Camarero G, Avendano C, Fernandez-Moreno C, Villar A, Contreras J, de Pablo F, Pichel J G, Varela-Nieto I
Instituto de Investigaciones Biomédicas Alberto Sols, Consejo Superior de Investigaciones Cientificas (CSIC), Universidad Autónoma de Madrid (UAM), 28029 Madrid, Spain.
J Neurosci. 2001 Oct 1;21(19):7630-41. doi: 10.1523/JNEUROSCI.21-19-07630.2001.
Insulin-like growth factor-1 (IGF-1) has been shown to play a key role during embryonic and postnatal development of the CNS, but its effect on a sensory organ has not been studied in vivo. Therefore, we examined cochlear growth, differentiation, and maturation in Igf-1 gene knock-out mice at postnatal days 5 (P5), P8, and P20 by using stereological methods and immunohistochemistry. Mutant mice showed reduction in size of the cochlea and cochlear ganglion. An immature tectorial membrane and a significant decrease in the number and size of auditory neurons were also evident at P20. IGF-1-deficient cochlear neurons showed increased caspase-3-mediated apoptosis, along with aberrant expression of the early neural markers nestin and Islet 1/2. Cochlear ganglion and fibers innervating the sensory cells of the organ of Corti presented decreased levels of neurofilament and myelin P(0) in P20 mouse mutants. In addition, an abnormal synaptophysin expression in the somata of cochlear ganglion neurons and sensory hair cells suggested the persistence of an immature pattern of synapses distribution in the organ of Corti of these animals. These results demonstrate that lack of IGF-1 in mice severely affects postnatal survival, differentiation, and maturation of the cochlear ganglion cells and causes abnormal innervation of the sensory cells in the organ of Corti.

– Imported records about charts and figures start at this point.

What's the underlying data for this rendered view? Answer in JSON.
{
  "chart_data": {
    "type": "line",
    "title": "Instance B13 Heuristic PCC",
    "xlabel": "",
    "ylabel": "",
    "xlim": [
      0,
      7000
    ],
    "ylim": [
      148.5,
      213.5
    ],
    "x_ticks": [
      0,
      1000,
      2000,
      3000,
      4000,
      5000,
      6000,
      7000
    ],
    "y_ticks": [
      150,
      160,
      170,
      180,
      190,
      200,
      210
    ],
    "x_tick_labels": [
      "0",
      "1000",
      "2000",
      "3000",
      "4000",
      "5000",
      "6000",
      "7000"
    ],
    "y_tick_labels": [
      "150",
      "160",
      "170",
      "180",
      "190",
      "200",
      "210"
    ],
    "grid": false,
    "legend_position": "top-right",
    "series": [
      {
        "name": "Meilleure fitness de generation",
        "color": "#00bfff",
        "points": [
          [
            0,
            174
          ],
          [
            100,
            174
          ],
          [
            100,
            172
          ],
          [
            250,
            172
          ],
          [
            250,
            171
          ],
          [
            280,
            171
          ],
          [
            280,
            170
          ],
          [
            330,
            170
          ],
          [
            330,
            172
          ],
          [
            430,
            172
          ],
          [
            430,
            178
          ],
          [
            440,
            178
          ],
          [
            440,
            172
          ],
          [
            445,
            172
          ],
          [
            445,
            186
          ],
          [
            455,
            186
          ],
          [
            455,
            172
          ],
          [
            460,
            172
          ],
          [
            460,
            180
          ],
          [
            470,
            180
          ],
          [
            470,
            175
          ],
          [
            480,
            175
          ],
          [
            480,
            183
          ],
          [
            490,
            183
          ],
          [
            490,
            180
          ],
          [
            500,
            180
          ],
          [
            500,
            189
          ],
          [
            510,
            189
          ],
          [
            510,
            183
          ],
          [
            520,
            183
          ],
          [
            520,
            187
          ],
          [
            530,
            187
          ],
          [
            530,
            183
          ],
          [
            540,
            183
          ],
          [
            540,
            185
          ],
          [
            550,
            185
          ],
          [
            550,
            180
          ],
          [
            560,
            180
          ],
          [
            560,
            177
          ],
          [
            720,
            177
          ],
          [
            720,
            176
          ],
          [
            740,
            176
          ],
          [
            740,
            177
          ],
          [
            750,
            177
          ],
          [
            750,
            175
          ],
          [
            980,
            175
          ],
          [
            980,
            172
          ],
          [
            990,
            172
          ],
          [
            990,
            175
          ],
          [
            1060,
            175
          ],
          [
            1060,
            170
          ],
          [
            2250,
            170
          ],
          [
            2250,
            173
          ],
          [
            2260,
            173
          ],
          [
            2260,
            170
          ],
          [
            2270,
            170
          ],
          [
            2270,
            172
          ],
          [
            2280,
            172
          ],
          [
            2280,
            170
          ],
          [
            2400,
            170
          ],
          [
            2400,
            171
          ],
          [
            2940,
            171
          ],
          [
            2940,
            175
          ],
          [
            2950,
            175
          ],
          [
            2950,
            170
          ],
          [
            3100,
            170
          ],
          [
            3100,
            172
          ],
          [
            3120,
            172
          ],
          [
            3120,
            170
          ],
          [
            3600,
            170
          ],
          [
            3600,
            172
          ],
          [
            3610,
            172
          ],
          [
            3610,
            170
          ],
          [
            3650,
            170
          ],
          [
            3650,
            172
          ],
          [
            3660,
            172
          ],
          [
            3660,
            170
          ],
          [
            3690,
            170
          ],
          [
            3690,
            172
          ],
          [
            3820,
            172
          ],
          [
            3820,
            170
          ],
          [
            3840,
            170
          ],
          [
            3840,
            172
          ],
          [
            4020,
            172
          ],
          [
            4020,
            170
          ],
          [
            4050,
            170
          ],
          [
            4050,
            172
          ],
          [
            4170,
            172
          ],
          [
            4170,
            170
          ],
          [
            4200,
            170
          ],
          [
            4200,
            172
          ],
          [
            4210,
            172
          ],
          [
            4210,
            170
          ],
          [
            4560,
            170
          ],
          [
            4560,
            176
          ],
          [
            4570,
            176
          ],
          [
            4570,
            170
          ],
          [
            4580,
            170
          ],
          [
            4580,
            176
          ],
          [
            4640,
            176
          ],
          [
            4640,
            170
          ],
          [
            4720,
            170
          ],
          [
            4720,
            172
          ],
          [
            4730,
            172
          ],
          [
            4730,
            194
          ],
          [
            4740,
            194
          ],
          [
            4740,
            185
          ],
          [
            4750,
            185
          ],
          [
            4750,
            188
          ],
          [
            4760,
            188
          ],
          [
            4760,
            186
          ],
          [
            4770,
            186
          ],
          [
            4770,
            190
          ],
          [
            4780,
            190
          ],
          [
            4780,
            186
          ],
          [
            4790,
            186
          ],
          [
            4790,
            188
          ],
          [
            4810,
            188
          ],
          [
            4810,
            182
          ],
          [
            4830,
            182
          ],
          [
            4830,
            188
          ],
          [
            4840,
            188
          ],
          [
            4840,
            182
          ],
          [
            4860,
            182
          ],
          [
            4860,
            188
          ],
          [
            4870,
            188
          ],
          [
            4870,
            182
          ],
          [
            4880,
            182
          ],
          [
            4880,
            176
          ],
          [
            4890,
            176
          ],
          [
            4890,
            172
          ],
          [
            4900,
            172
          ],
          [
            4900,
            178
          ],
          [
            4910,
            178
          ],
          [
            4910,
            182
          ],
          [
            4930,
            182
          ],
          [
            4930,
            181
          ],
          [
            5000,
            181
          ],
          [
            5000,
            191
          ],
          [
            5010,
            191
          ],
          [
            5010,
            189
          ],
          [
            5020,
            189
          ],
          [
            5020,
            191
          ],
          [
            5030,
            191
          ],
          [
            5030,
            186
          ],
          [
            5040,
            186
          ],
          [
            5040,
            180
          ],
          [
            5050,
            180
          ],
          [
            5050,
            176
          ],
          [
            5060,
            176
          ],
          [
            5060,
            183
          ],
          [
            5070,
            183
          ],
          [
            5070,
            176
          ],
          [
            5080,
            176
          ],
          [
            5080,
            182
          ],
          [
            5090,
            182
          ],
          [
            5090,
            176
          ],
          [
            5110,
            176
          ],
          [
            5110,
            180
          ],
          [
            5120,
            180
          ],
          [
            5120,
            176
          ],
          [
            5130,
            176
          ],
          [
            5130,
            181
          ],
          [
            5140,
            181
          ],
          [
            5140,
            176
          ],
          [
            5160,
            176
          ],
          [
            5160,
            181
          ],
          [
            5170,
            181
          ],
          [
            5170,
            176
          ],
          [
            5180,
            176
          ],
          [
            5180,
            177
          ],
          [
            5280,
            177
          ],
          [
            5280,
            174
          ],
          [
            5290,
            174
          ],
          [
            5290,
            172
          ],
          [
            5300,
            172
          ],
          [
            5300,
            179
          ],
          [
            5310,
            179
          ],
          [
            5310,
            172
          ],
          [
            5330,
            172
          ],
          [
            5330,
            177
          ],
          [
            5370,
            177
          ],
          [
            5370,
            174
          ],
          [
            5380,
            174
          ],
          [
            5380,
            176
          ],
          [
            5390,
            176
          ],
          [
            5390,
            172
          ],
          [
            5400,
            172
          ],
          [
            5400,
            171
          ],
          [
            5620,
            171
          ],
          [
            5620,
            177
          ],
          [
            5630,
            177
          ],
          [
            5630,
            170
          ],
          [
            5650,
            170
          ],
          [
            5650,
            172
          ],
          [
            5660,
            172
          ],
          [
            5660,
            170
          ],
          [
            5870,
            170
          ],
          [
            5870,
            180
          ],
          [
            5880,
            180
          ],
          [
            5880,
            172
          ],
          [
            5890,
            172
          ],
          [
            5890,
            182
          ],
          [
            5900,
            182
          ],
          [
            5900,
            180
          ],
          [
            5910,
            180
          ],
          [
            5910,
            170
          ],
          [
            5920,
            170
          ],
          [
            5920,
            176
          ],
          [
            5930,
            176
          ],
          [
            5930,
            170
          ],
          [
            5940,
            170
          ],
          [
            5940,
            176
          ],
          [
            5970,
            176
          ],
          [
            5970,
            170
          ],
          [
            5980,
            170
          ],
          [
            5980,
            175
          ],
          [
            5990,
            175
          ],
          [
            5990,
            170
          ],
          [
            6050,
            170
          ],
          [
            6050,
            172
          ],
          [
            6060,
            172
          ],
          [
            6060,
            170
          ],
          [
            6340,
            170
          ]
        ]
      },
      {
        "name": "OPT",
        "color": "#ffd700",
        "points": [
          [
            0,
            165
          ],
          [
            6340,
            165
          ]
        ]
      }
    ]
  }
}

胰岛素样生长因子-1(IGF-1)已被证明在中枢神经系统的胚胎期和出生后发育过程中起关键作用,但其对感觉器官的影响尚未在体内进行研究。因此,我们通过体视学方法和免疫组织化学,研究了出生后第5天(P5)、P8和P20的Igf-1基因敲除小鼠的耳蜗生长、分化和成熟情况。突变小鼠的耳蜗和耳蜗神经节尺寸减小。在P20时,还明显可见未成熟的盖膜以及听觉神经元数量和大小显著减少。IGF-1缺陷的耳蜗神经元显示半胱天冬酶-3介导的凋亡增加,同时早期神经标志物巢蛋白和胰岛1/2表达异常。在P20的小鼠突变体中,耳蜗神经节和支配柯蒂氏器感觉细胞的纤维中神经丝和髓磷脂P(0)水平降低。此外,耳蜗神经节神经元和感觉毛细胞胞体中突触素表达异常,表明这些动物的柯蒂氏器中突触分布存在未成熟模式。这些结果表明,小鼠缺乏IGF-1会严重影响出生后耳蜗神经节细胞的存活、分化和成熟,并导致柯蒂氏器感觉细胞的神经支配异常。